For a lawyer, and one-time law lecturer, Obama seems to either ignorant of what is going on or turning a blind-eye to the appalling and disgraceful treatment being meted out to Private Bradley Manning. It's a subject taken up by Daniel Ellsberg in a piece in The Guardian.

"President Obama tells us that he's asked the Pentagon whether the conditions of confinement of Bradley Manning, the soldier charged with leaking state secrets, "are appropriate and are meeting our basic standards. They assure me that they are."

If Obama believes that, he'll believe anything. I would hope he would know better than to ask the perpetrators whether they've been behaving appropriately. I can just hear President Nixon saying to a press conference the same thing: "I was assured by the the White House Plumbers that their burglary of the office of Daniel Ellsberg's doctor in Los Angeles was appropriate and met basic standards."

When that criminal behaviour ordered from the Oval Office came out, Nixon faced impeachment and had to resign. Well, times have changed. But if President Obama really doesn't yet know the actual conditions of Manning's detention – if he really believes, as he's said, that "some of this [nudity, isolation, harassment, sleep-deprivation] has to do with Private Manning's wellbeing", despite the contrary judgments of the prison psychologist – then he's being lied to, and he needs to get a grip on his administration.

If he does know, and agrees that it's appropriate or even legal, that doesn't speak well for his memory of the courses he taught on constitutional law."

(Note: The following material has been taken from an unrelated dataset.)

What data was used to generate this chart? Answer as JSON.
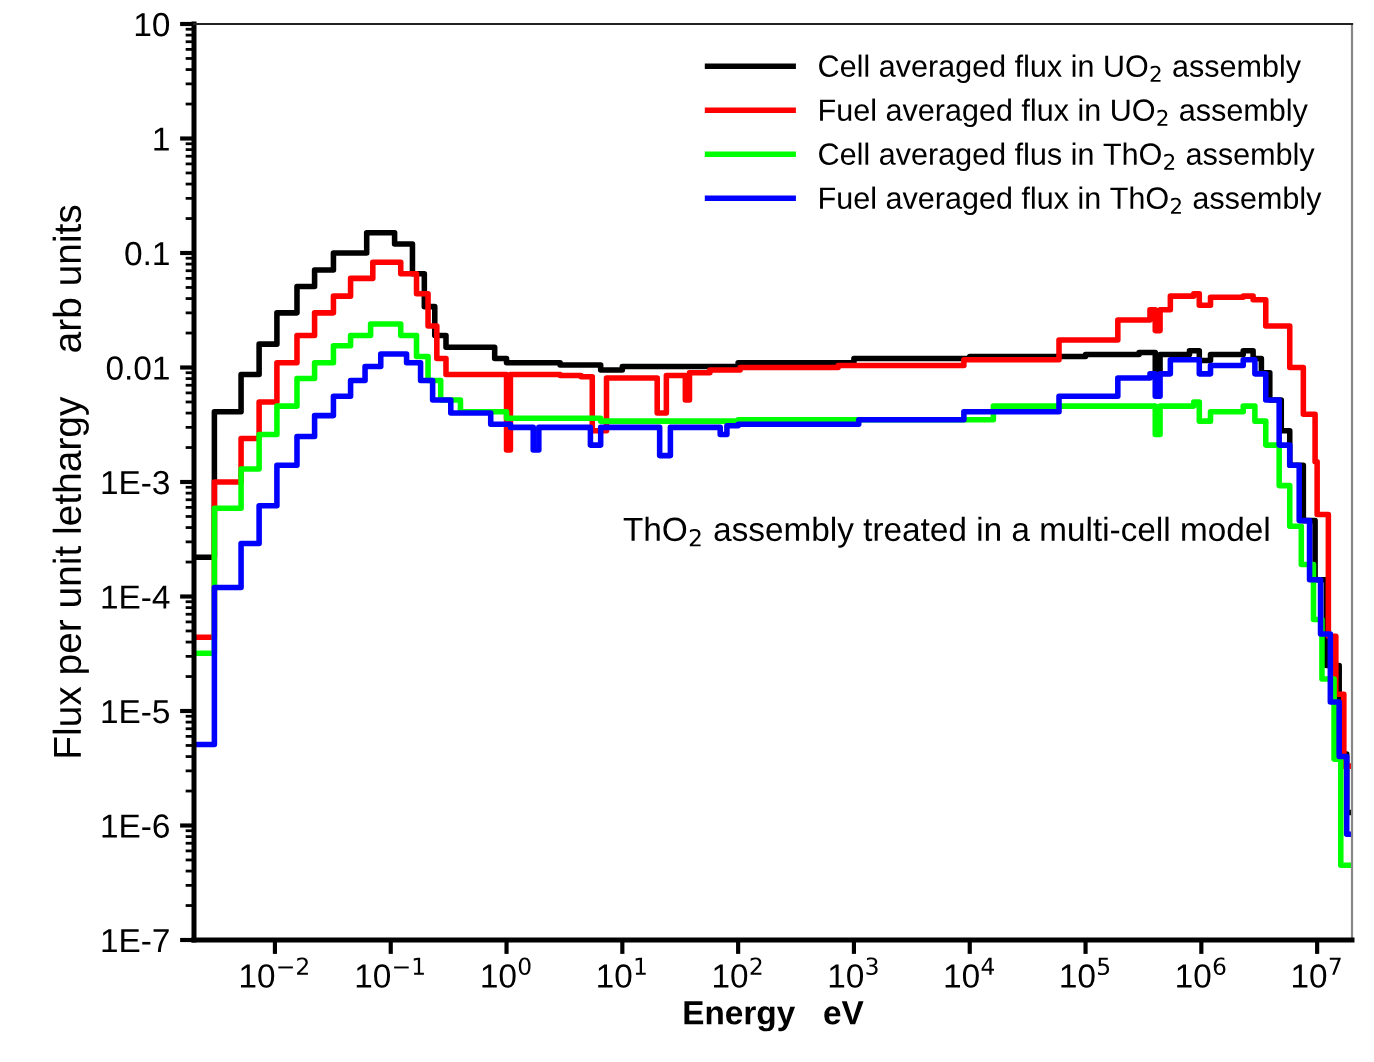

The Guardian also has a piece worth reading "Stripped naked every night, Bradley Manning tells of prison ordeal" - Bradley himself writing about his treatment.

Politico reports :

"The BBC reporter Philippa Thomas, now a Nieman Journalism Fellow at Harvard University, reports on her personal blog on a conversation with State Department Spokesman PJ Crowley that doesn't seem to have been meant for public consumption, exactly, but which reflects deep divisions on Manning's treatment".